Woodcarving at Kim Bong village
Thanh Ha is one of the rare few pottery villages that still preserve the traditional technique of throwing and firing the products with minimal use of support tools. The village’s women are often in charge of forming the products. This process takes two potters; one kicks the wheel-head to make it spin while the other throws the clump of clay into ceramic wares. What makes Thanh Ha’s ceramic stand out is its entirely-manual process. The potters here do not enamel their products or blend different types of clay, and they determine the time of firing based on their instinct and experience What you find here will not have any sort of uniform color or texture, uniform color or texture, which is definitely a highlight in this world of mass production. Thanh Ha pottery village is 3km west of Hoian and charges an admission fee of 20.000 VND.

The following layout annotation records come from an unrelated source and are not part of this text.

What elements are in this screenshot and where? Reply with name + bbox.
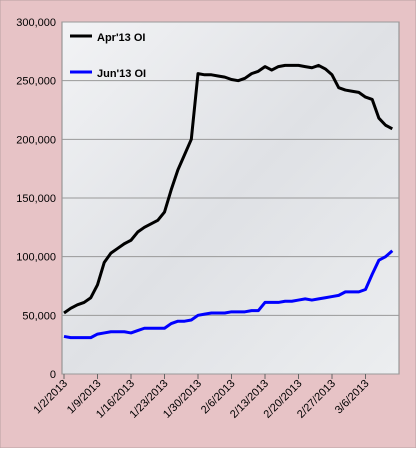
y-tick-label: 0 [50, 369, 56, 381]
y-tick-label: 150,000 [16, 193, 56, 205]
y-tick-label: 300,000 [16, 17, 56, 29]
y-tick-label: 50,000 [22, 310, 56, 322]
legend-label: Apr'13 OI [97, 32, 145, 44]
legend-label: Jun'13 OI [97, 68, 146, 80]
y-tick-label: 100,000 [16, 252, 56, 264]
series-line [63, 63, 393, 315]
series-line [63, 249, 394, 340]
y-tick-label: 250,000 [16, 76, 56, 88]
y-tick-label: 200,000 [16, 134, 56, 146]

Potters at Thanh Ha village are mostly women
Phuoc Kieu is a 400-year-old bronze casting village and is the birth place of the famous musical instrument, the gongs. Phuoc Kieu’s bronze casters possess certain aural skills and extensive knowledge about the spiritual culture of several ethnic tribes to be able to cast out the instruments with the right degree of echo. Phuoc Kieu offers a wide range of products from home wares, candle sticks, to ornaments, and censers.
Phuoc Kieu’s old gongs
Embark on a leisurely cruise down the Thu Bon River. Popular choices range from sampans, wooden boats, to kayaks. For the most memorable experience, negotiate with a river lady on a wooden canoe for an hour excursion to catch the sunset. These helmswomen know how to cover the most ground on a given amount of time to maximize the memories for their passengers.
Take a break with Hoian’s local residents in a humble eatery that serves the best com ga (chicken rice) in town. Quan com Hien only opens at night from 6 p.m to 7.30 p.m. While Com ga Ba Buoi takes the spotlight, Quan com Hien only has local diners, a perfect place for any traveler who wants to explore a corner of Hoian that has not yet been overrun by tourists. This eatery is at number 593 Tran Hung Dao Street.
Hoian chicken rice
For a small amount of money, you can purchase a lotus-shaped lantern with a candle inside. Light the candle and float the lantern down Thu Bon River, this is believed to bring about good luck and happiness.
Hoian at night
Go out for a casual stroll through the dimly lit streets of Hoian’s Old Quarter. Stop at some of the street food stalls for snacks. This can either be done on your own with a bit of research beforehand, or on a Hoian food tour by night.